If you go through the guide at the first link, it will pretty much set you up with the basics to work on vectorization, and once done, you can look at what CoreLib does as a reference (just keep in mind it tries to squeeze all the performance for short lengths too, so the tail/head scalar handlers and dispatch can be high-effort, more so than you may care about). The point behind the way .NET does it is to have the same API exposed to external consumers as the one CoreLib uses itself, which is why I was surprised by your initial statement.

No offense taken, just clarifying, SIMD can seem daunting especially if you look at intrinsics in C/C++, and I hope the approach in C# will popularize it. Good luck with your experiments!

I implemented a sorting network in C# with AVX2 intrinsics. https://github.com/zvrba/SortingNetworks
It's a nice piece of work! If you're interested, .NET's compiler has improved significantly since 3.1, in particular, around structs and pre-existing intrinsics (which are no longer needed to be used directly in most situations - pretty much all code prefers to use plain methods on VectorXXX<T> whenever possible). Also note the use of AggressiveOptimization attribute which disables tiered compilation and forces the static initialization checks your readme refers to - removing AO allows the compiler to bake statics directly into codegen through tiered compilation as upon reaching Tier 1 the value of such readonly statics will be known. For trivially constructed values, it is better to not store such in fields but rather construct them in place via e.g. expression-bodied properties like 'Vector128<byte> MASK => Vector128.Create((byte)0x80)`. I don't remember exactly whether this was introduced in Core 3.1 or 5, but today the use of `AggressiveOptimization` flag is discouraged unless you do need to bypass DynamicPGO.

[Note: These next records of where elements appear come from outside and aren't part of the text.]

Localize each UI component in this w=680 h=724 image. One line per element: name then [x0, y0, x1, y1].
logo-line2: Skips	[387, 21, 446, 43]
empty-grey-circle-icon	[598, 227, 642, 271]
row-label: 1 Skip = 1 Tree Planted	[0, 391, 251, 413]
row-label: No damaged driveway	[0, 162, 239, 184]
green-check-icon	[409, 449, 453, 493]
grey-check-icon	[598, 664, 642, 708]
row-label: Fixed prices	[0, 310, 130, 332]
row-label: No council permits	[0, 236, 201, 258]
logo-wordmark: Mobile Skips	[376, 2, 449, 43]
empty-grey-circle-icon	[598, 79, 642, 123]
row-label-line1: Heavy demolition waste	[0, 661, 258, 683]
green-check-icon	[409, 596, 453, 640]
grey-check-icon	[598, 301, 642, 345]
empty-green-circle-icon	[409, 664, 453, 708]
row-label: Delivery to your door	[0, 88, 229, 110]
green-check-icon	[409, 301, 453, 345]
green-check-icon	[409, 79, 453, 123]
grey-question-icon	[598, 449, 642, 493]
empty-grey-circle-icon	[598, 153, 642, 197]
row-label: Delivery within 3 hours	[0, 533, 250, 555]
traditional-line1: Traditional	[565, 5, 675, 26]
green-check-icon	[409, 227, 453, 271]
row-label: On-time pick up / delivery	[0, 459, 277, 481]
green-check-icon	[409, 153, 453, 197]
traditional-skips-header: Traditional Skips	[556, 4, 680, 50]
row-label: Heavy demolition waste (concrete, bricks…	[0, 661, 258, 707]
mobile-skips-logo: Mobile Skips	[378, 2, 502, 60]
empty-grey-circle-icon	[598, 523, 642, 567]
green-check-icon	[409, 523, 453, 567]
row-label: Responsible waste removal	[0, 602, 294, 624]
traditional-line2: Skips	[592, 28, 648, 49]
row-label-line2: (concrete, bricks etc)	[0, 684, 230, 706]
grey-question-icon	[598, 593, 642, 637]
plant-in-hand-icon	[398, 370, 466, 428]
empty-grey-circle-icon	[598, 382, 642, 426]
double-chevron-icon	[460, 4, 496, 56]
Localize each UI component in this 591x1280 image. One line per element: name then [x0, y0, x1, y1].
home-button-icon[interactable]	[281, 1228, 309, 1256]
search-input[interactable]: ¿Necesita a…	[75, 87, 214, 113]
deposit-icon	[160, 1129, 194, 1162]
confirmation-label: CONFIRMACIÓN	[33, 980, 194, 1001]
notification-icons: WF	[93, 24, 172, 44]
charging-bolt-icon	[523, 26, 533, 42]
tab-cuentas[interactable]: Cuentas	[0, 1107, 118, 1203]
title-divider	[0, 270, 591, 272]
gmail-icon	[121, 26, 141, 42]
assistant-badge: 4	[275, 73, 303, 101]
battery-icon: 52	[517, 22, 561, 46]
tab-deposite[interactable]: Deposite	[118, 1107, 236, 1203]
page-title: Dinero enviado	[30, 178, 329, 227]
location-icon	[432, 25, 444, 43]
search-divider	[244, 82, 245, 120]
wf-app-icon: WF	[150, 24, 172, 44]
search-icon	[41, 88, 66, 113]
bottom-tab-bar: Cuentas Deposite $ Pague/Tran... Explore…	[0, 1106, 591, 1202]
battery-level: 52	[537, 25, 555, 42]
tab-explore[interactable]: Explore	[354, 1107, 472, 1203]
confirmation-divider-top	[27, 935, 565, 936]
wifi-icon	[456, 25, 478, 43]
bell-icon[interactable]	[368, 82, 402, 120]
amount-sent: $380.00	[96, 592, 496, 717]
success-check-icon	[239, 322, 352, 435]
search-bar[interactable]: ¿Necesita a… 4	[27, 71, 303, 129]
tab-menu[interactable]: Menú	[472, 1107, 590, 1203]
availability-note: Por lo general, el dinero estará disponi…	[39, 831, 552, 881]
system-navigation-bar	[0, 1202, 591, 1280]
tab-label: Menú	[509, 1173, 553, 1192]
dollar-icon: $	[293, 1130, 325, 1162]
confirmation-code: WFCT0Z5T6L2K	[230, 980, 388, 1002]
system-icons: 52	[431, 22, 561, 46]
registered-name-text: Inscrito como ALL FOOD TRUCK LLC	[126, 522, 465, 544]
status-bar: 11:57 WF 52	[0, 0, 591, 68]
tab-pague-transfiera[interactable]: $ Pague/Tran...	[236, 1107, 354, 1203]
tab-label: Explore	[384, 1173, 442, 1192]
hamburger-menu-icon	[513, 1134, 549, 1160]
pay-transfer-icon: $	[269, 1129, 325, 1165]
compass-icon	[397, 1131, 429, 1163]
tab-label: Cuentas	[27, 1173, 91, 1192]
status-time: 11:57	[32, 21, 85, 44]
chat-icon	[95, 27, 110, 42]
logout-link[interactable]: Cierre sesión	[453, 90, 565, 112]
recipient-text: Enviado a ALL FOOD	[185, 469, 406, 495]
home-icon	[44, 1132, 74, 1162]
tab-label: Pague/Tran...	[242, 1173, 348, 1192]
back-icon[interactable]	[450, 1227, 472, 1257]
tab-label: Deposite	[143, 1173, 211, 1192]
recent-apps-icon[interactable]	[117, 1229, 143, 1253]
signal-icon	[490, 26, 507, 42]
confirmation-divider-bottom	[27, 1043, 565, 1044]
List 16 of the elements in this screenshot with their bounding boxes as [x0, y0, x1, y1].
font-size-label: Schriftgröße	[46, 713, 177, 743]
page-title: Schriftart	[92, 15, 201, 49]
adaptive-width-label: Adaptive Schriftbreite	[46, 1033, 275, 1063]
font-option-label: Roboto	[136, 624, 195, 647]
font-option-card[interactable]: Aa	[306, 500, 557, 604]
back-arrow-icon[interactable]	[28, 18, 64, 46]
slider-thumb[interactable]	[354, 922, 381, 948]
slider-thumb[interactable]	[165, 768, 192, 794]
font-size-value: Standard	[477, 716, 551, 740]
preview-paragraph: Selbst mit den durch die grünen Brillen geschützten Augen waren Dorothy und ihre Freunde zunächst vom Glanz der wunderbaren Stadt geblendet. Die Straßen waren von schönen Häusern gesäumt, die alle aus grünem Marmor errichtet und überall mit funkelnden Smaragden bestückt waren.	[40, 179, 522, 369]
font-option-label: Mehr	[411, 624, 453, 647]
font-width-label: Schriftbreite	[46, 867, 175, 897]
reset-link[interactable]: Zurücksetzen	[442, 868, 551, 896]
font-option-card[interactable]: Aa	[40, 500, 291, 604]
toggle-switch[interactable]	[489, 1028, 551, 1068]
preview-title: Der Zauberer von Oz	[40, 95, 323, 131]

You also noted the lack of ability to express numeric properties of T within generic context. This was indeed true, and this limitation was eventually addressed by generic math feature. There are INumber<T>, IBinaryInteger<T> and others to constrain the T on, which bring the comparison operators you were looking for.

In general, the knowledge around vectorized code has substantially improved within the community, and it is used quite more liberally nowadays by those who are aware of it.